Terra di nessuno
Pellegrini a Vézelay. Al riparo tra mura millenarie
Pubblicato su Tempi n.3/2012, gennaio
Cinque gennaio. Piove e tira un vento forte nello Yonne, in Borgogna. Per le strade del borgo di Vézelay non c’è nessuno. L’abbazia medioevale compare davanti agli occhi d’improvviso, in fondo a una via stretta. Imponente, austera; un velo sottile di muschio la fa parere, più che opera di uomini, una parete di roccia. Qui sono custodite, testimoniano antichi manoscritti, le reliquie di Maria Maddalena. Qui, nel 1146, san Bernardo predicò la seconda crociata. Crocevia di pellegrini in cammino verso Santiago, nei secoli abbandonata e poi risanata, porta ancora addosso le ferite della Rivoluzione: le teste delle statue e sui bassorilievi sono state mozzate, in una furia cieca.
Ma in questa mattina di gennaio del 2012, sotto a un cielo gonfio di pioggia, Vézelay è ancora un posto di preghiera, fra le colline silenziose. A mezzogiorno e mezzo nel chiostro i monaci e le monache della Fraternità di Gerusalemme cantano l’ora media. Le voci femminili, più alte, si allargano tra le mura chiare, come onde sull’acqua.
E fuori tra le basse case grigie del paese, il vento, come tira forte e freddo. Si scaglia contro la facciata della abbazia vecchia di oltre mille anni con violenza, come contro a una barriera che voglia abbattere. Urta contro il grande portone di legno con un rimbombo cupo: tuuumff. Sembra una mano che, pesantemente, bussi.

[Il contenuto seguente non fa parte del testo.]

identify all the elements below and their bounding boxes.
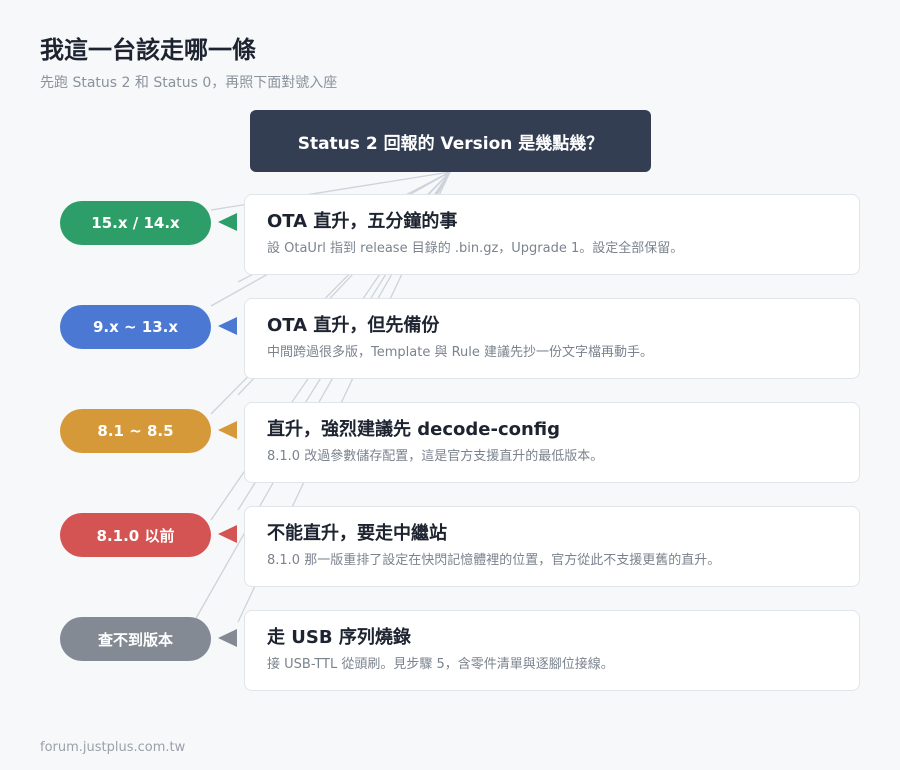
arrow-icon-5 bbox=[218, 629, 237, 647]
arrow-icon-2 bbox=[218, 317, 237, 335]
version-pill-before-810: 8.1.0 以前 bbox=[60, 513, 211, 557]
card-title: 不能直升，要走中繼站 bbox=[267, 523, 447, 544]
version-pill-9x-13x: 9.x ~ 13.x bbox=[60, 305, 211, 349]
branch-card-ota-backup: OTA 直升，但先備份 中間跨過很多版，Template 與 Rule 建議先抄… bbox=[244, 298, 860, 379]
card-title: OTA 直升，但先備份 bbox=[267, 315, 440, 336]
version-pill-15x-14x: 15.x / 14.x bbox=[60, 201, 211, 245]
arrow-icon-1 bbox=[218, 213, 237, 231]
card-title: 走 USB 序列燒錄 bbox=[267, 627, 411, 648]
branch-card-usb-serial: 走 USB 序列燒錄 接 USB-TTL 從頭刷。見步驟 5，含零件清單與逐腳位… bbox=[244, 610, 860, 691]
card-description: 8.1.0 改過參數儲存配置，這是官方支援直升的最低版本。 bbox=[267, 449, 604, 464]
card-title: OTA 直升，五分鐘的事 bbox=[267, 211, 458, 232]
decision-question: Status 2 回報的 Version 是幾點幾？ bbox=[250, 110, 651, 172]
arrow-icon-3 bbox=[218, 421, 237, 439]
branch-card-intermediate: 不能直升，要走中繼站 8.1.0 那一版重排了設定在快閃記憶體裡的位置，官方從此… bbox=[244, 506, 860, 587]
card-description: 設 OtaUrl 指到 release 目錄的 .bin.gz，Upgrade … bbox=[267, 241, 684, 256]
arrow-icon-4 bbox=[218, 525, 237, 543]
card-description: 接 USB-TTL 從頭刷。見步驟 5，含零件清單與逐腳位接線。 bbox=[267, 657, 614, 672]
card-description: 8.1.0 那一版重排了設定在快閃記憶體裡的位置，官方從此不支援更舊的直升。 bbox=[267, 553, 721, 568]
card-title: 直升，強烈建議先 decode-config bbox=[267, 419, 561, 440]
branch-card-decode-config: 直升，強烈建議先 decode-config 8.1.0 改過參數儲存配置，這是… bbox=[244, 402, 860, 483]
footer-domain: forum.justplus.com.tw bbox=[40, 740, 186, 755]
card-description: 中間跨過很多版，Template 與 Rule 建議先抄一份文字檔再動手。 bbox=[267, 345, 654, 360]
branch-card-ota-direct: OTA 直升，五分鐘的事 設 OtaUrl 指到 release 目錄的 .bi… bbox=[244, 194, 860, 275]
version-pill-81-85: 8.1 ~ 8.5 bbox=[60, 409, 211, 453]
version-pill-unknown: 查不到版本 bbox=[60, 617, 211, 661]
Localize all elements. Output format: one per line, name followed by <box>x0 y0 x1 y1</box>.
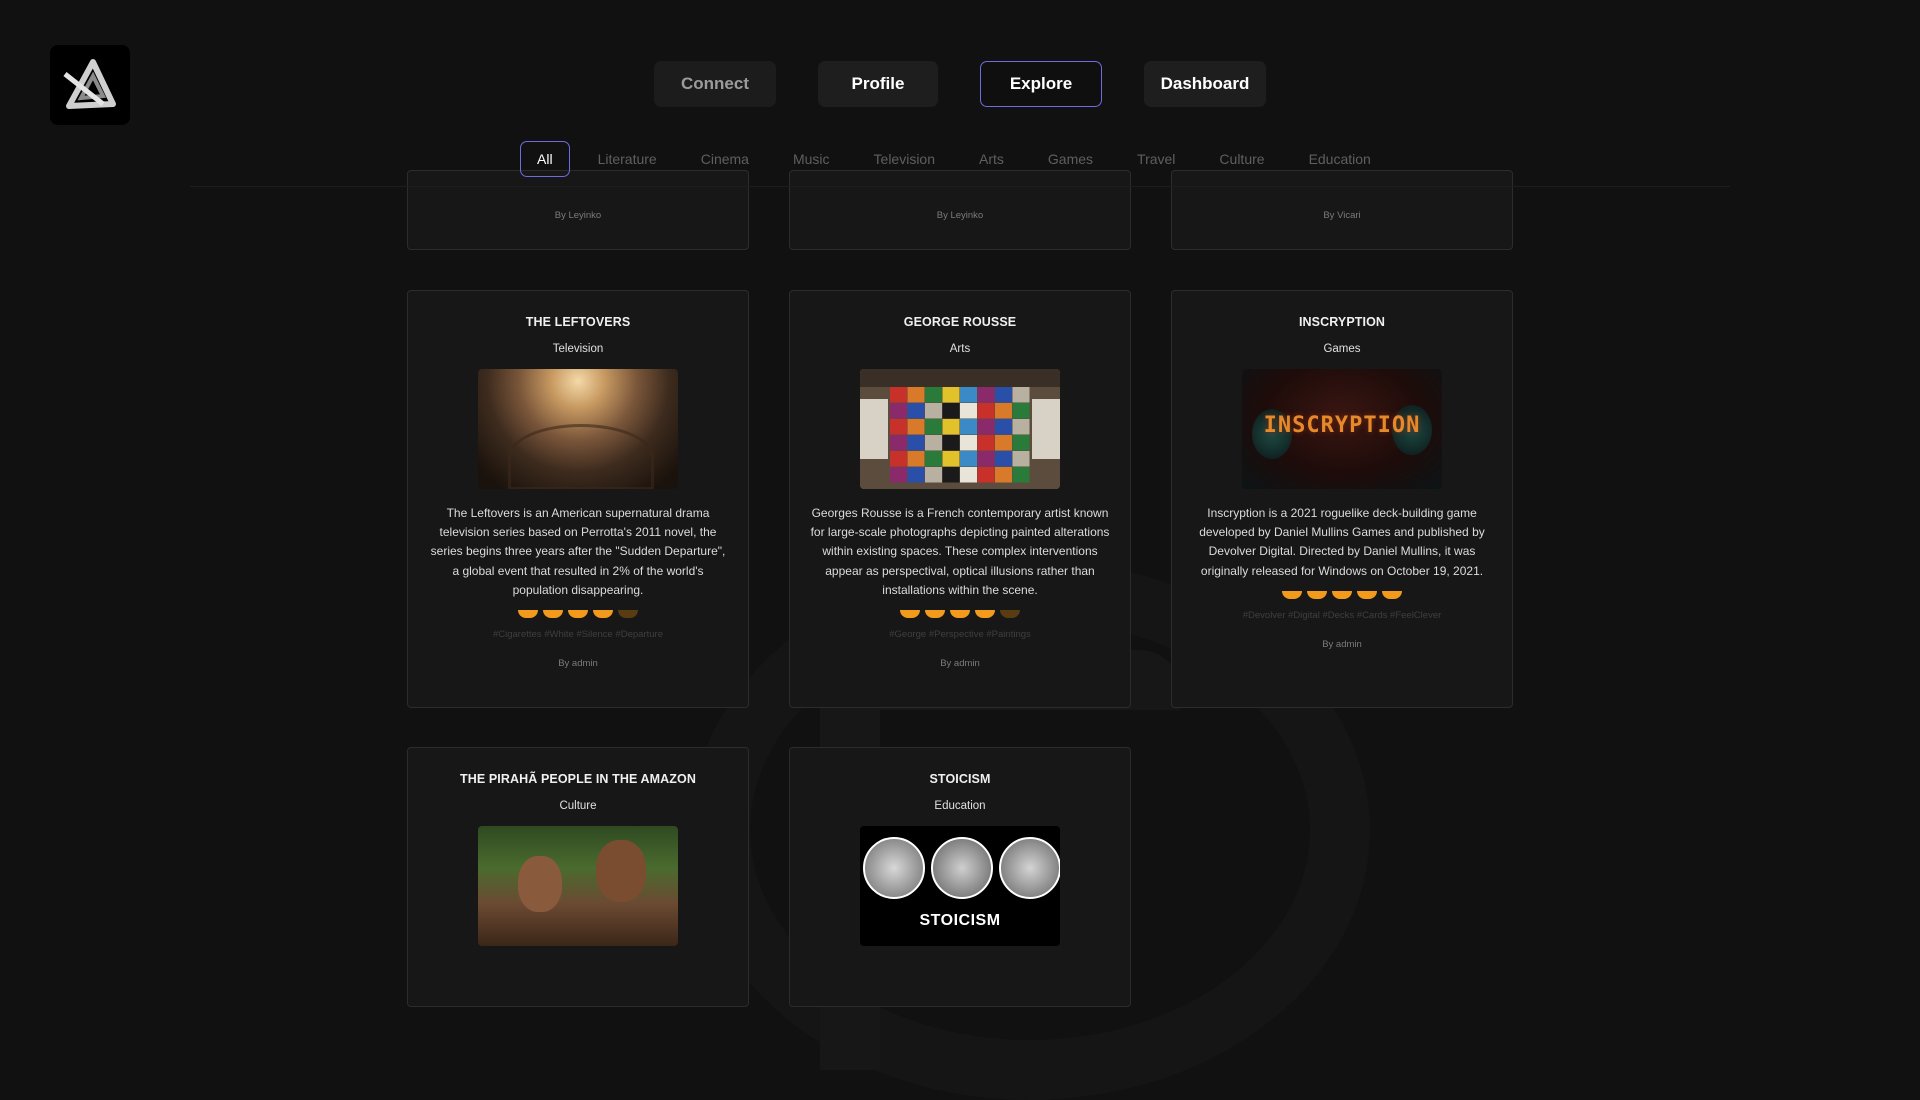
stoicism-image-text: STOICISM <box>919 912 1001 929</box>
category-culture[interactable]: Culture <box>1197 142 1286 176</box>
star-icon <box>543 610 563 619</box>
nav-explore-button[interactable]: Explore <box>980 61 1102 107</box>
top-nav: Connect Profile Explore Dashboard <box>0 61 1920 107</box>
card-author: By Leyinko <box>936 210 984 221</box>
post-card[interactable]: By Leyinko <box>789 170 1131 250</box>
card-rating <box>790 610 1130 619</box>
star-icon <box>950 610 970 619</box>
star-icon <box>1332 590 1352 599</box>
post-card[interactable]: By Leyinko <box>407 170 749 250</box>
nav-profile-button[interactable]: Profile <box>818 61 938 107</box>
star-icon <box>925 610 945 619</box>
card-category: Television <box>552 343 604 355</box>
card-author: By admin <box>558 658 598 670</box>
inscryption-logo-text: INSCRYPTION <box>1263 413 1421 438</box>
category-arts[interactable]: Arts <box>957 142 1026 176</box>
card-image <box>478 369 678 489</box>
card-description: The Leftovers is an American supernatura… <box>430 506 726 597</box>
card-rating <box>1172 590 1512 599</box>
card-title: THE PIRAHÃ PEOPLE IN THE AMAZON <box>460 772 696 786</box>
category-filter-bar: All Literature Cinema Music Television A… <box>520 141 1393 177</box>
card-image: STOICISM <box>860 826 1060 946</box>
card-author: By Leyinko <box>554 210 602 221</box>
card-image <box>860 369 1060 489</box>
card-category: Education <box>934 800 986 812</box>
category-cinema[interactable]: Cinema <box>679 142 771 176</box>
card-author: By admin <box>940 658 980 670</box>
star-icon <box>1357 590 1377 599</box>
card-category: Arts <box>949 343 971 355</box>
category-travel[interactable]: Travel <box>1115 142 1197 176</box>
star-icon <box>900 610 920 619</box>
card-image: INSCRYPTION <box>1242 369 1442 489</box>
card-title: STOICISM <box>929 772 991 786</box>
star-icon <box>1282 590 1302 599</box>
card-rating <box>408 610 748 619</box>
post-card[interactable]: STOICISM Education STOICISM <box>789 747 1131 1007</box>
category-television[interactable]: Television <box>852 142 957 176</box>
card-category: Culture <box>559 800 597 812</box>
card-description: Georges Rousse is a French contemporary … <box>810 506 1110 597</box>
category-all[interactable]: All <box>520 141 570 177</box>
post-card[interactable]: By Vicari <box>1171 170 1513 250</box>
category-literature[interactable]: Literature <box>576 142 679 176</box>
card-category: Games <box>1323 343 1361 355</box>
category-education[interactable]: Education <box>1287 142 1393 176</box>
card-title: GEORGE ROUSSE <box>903 315 1017 329</box>
card-tags[interactable]: #Cigarettes #White #Silence #Departure <box>408 629 748 640</box>
header-divider <box>190 186 1730 187</box>
star-empty-icon <box>618 610 638 619</box>
nav-connect-button[interactable]: Connect <box>654 61 776 107</box>
star-icon <box>568 610 588 619</box>
card-tags[interactable]: #George #Perspective #Paintings <box>790 629 1130 640</box>
card-title: INSCRYPTION <box>1298 315 1386 329</box>
card-description: Inscryption is a 2021 roguelike deck-bui… <box>1199 506 1485 578</box>
post-card[interactable]: THE LEFTOVERS Television The Leftovers i… <box>407 290 749 708</box>
post-card[interactable]: GEORGE ROUSSE Arts Georges Rousse is a F… <box>789 290 1131 708</box>
star-empty-icon <box>1000 610 1020 619</box>
card-author: By Vicari <box>1323 210 1361 221</box>
post-card[interactable]: INSCRYPTION Games INSCRYPTION Inscryptio… <box>1171 290 1513 708</box>
category-games[interactable]: Games <box>1026 142 1115 176</box>
star-icon <box>1307 590 1327 599</box>
star-icon <box>518 610 538 619</box>
star-icon <box>1382 590 1402 599</box>
category-music[interactable]: Music <box>771 142 852 176</box>
card-image <box>478 826 678 946</box>
card-tags[interactable]: #Devolver #Digital #Decks #Cards #FeelCl… <box>1172 610 1512 621</box>
star-icon <box>975 610 995 619</box>
card-title: THE LEFTOVERS <box>525 315 631 329</box>
post-card[interactable]: THE PIRAHÃ PEOPLE IN THE AMAZON Culture <box>407 747 749 1007</box>
card-author: By admin <box>1322 638 1362 650</box>
nav-dashboard-button[interactable]: Dashboard <box>1144 61 1266 107</box>
star-icon <box>593 610 613 619</box>
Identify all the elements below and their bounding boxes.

Chi bussa a Vézelay? Nella penombra dell’atrio in cui cerchi riparo dal freddo, sotto al timpano con Cristo benedicente, quel tonfo rude sembra proprio annunciare uno sconosciuto visitatore. Chi bussa dunque? Come l’eco di antichi pellegrini, per secoli arrivati a questa soglia stanchi, bagnati, infreddoliti. O forse è ancora l’ombra di nemici, invasori, vandali ciechi di una strana rabbia, con martelli e con mazze brandite a sfracellare i bei sereni profili dei santi di marmo?
Tuuumff, un colpo più forte ancora. O che sia forse il tempo che bussa alle porte di Vézelay, granitica custode delle reliquie della donna che – per prima, per grazia – vide il sepolcro vuoto, e Cristo ritornato dalla morte? Sì, forse è il tempo questo urto prepotente contro il portone della abbazia; forse sono i secoli, rappresi in una massa oscura, che si accaniscono contro questa fortezza di memoria.
E bussa, bussa minaccioso il vento, e ulula come un lupo nella ampiezza luminosa delle navate. Immobili e serafiche le statue di vergini e santi; anche quelle mozze, nella mutilazione testimoni più ostinate. Nell’atrio, primo rifugio contro la pioggia e il soffiare dell’aria tagliente, dal timpano sull’arco centrale un Cristo benedicente allarga le braccia – ad accogliere ancora chi arrivi a varcare questa porta.